Bird Stlike

備忘録

WWシリーズ

 

  人間とは何かを問い続けた、真賀田四季サーガで最も未来の物語、Wシリーズが完結したのもついこの間。明らかに続編と推測できるWWシリーズなんて名前の新シリーズの1作目、「それでもデミアンは一人なのか?」が、ついに刊行された。

 見ての通り表紙のデザインは百年シリーズを連想させてくる。Wシリーズで百年シリーズのいわゆるネタバラシはされたが、まだまだ未解決というか、宙ぶらりんのままの事象が多く残っていたので、それについてやるのかな、しかしシリーズ名を変えるということは当然主要人物や時代や舞台が変わるのだろう、なんて想像していた。個人的には、Wシリーズは最終的にハギリ博士とウグイの物語だったのだなと納得したので、別にWシリーズが多くの不完全燃焼な謎を残したまま終わったことに不満はなかったし、ぶっちゃけ謎は謎のままで終わっても構わなかった。それくらいWシリーズは綺麗な完結を迎えていたように思える。(そもそも百年シリーズよりも未来の世界が語られるなんて思いもしなかったわけだから。)

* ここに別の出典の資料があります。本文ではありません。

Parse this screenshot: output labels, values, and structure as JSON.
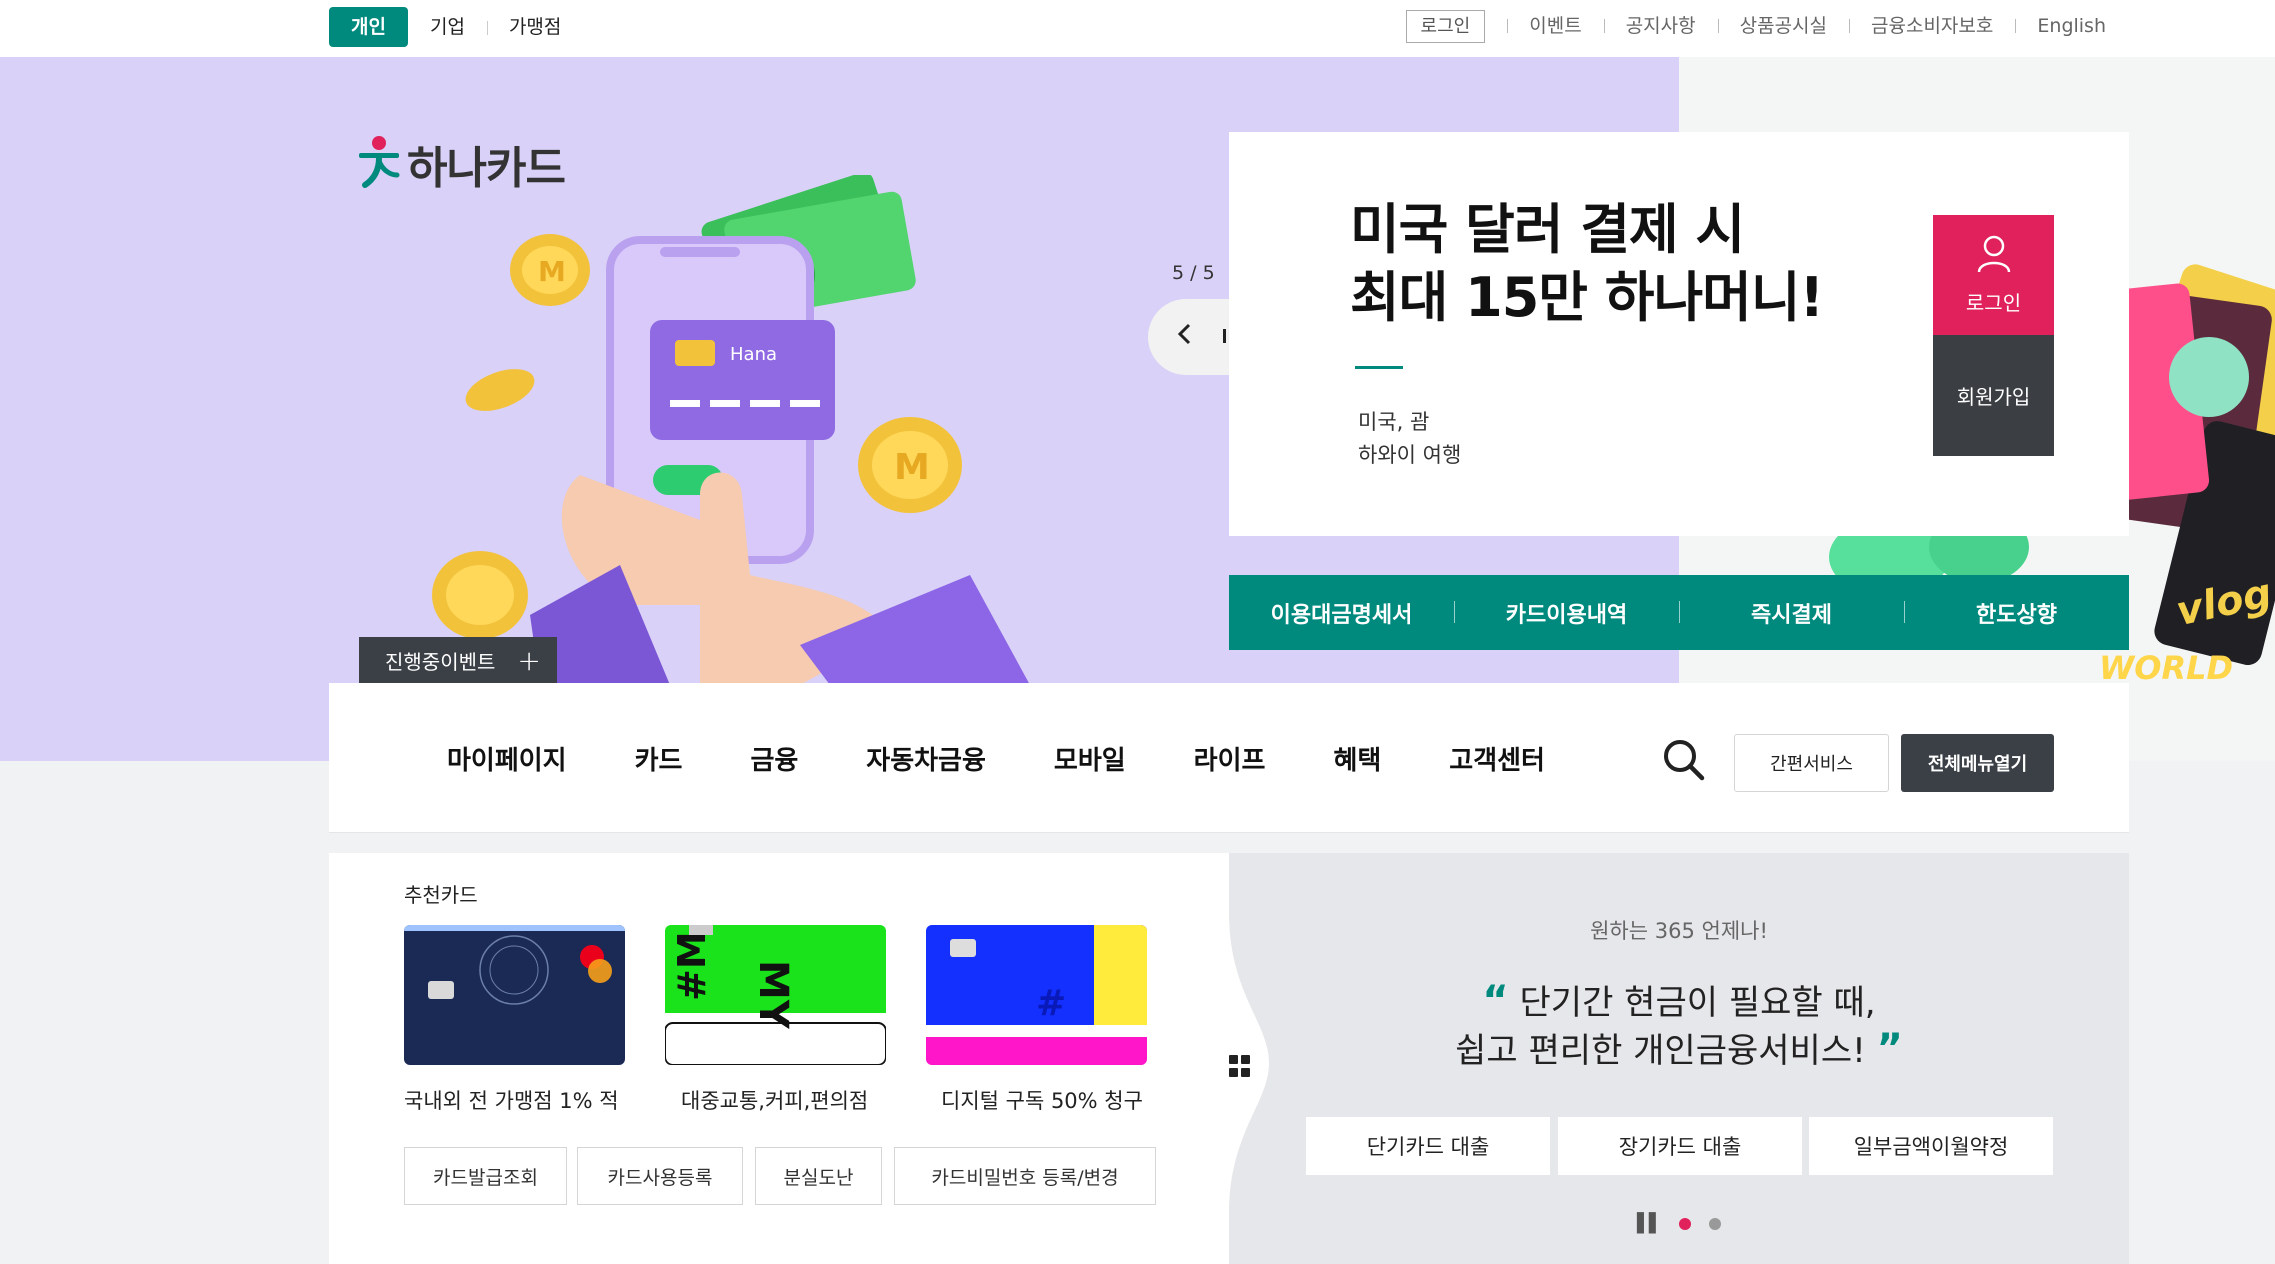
{
  "top_tabs": [
    "개인",
    "기업",
    "가맹점"
  ],
  "utility": {
    "login": "로그인",
    "links": [
      "이벤트",
      "공지사항",
      "상품공시실",
      "금융소비자보호",
      "English"
    ]
  },
  "brand": {
    "name": "하나카드"
  },
  "hero": {
    "event_button": "진행중이벤트",
    "slide_counter": "5 / 5",
    "promo_title_line1": "미국 달러 결제 시",
    "promo_title_line2": "최대 15만 하나머니!",
    "promo_sub_line1": "미국, 괌",
    "promo_sub_line2": "하와이 여행",
    "login_label": "로그인",
    "join_label": "회원가입",
    "illustration_card_brand": "Hana",
    "quick_links": [
      "이용대금명세서",
      "카드이용내역",
      "즉시결제",
      "한도상향"
    ]
  },
  "gnb": {
    "menu": [
      "마이페이지",
      "카드",
      "금융",
      "자동차금융",
      "모바일",
      "라이프",
      "혜택",
      "고객센터"
    ],
    "easy_service": "간편서비스",
    "all_menu": "전체메뉴열기"
  },
  "recommend": {
    "heading": "추천카드",
    "cards": [
      {
        "caption": "국내외 전 가맹점 1% 적"
      },
      {
        "caption": "대중교통,커피,편의점"
      },
      {
        "caption": "디지털 구독 50% 청구"
      }
    ],
    "services": [
      "카드발급조회",
      "카드사용등록",
      "분실도난",
      "카드비밀번호 등록/변경"
    ]
  },
  "loan": {
    "lead": "원하는 365 언제나!",
    "quote_line1": "단기간 현금이 필요할 때,",
    "quote_line2": "쉽고 편리한 개인금융서비스!",
    "buttons": [
      "단기카드 대출",
      "장기카드 대출",
      "일부금액이월약정"
    ]
  },
  "colors": {
    "brand_green": "#008a7e",
    "accent_pink": "#e0215b",
    "hero_purple": "#d9d1f7",
    "dark": "#3b4047"
  }
}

 が、読んでみてどうだ。(うーん、これはネタバレじゃないよね。読めばすぐわかるし、まったく叙述トリックめいてもいないし。)Wシリーズがあって、これがWWシリーズなんだから、Wシリーズより未来の物語で、主要人物とかが変わるのかなぁ……なんてものではない! 確かに主要人物は変わったかもしれない。名前だけな!w もはやWシリーズ11作目といってもよいのではないか。

 今後はどうかわからないが、表紙から予想できた通りバリバリ百年シリーズと絡んでくる。こうなってくると初読時まるで意味のわからなかった「赤目姫の潮解」をじっくり再読したくなる。

 最近のライトノベルはまるでわからないけど、ライトノベルジュブナイルと呼ばれていた時代において、私にとってのジュブナイルはやはりこういうテイストであったので、いわゆるなろう系を嗜む時代の読者が森博嗣を読んでどう感じるのかはなかなか気になる問題である。過去の作品を読んだことが前提とした話なので、「WWシリーズは始まったばかりだからここからついておいでよ」とは口が裂けてもいえないけれど、(歴として)若い読者と新鮮な感想を語り合いたいとも思う。

 そんなわけでシリーズ2作目は、10月に「神はいつ問われるのか?」が刊行予定。今から楽しみ。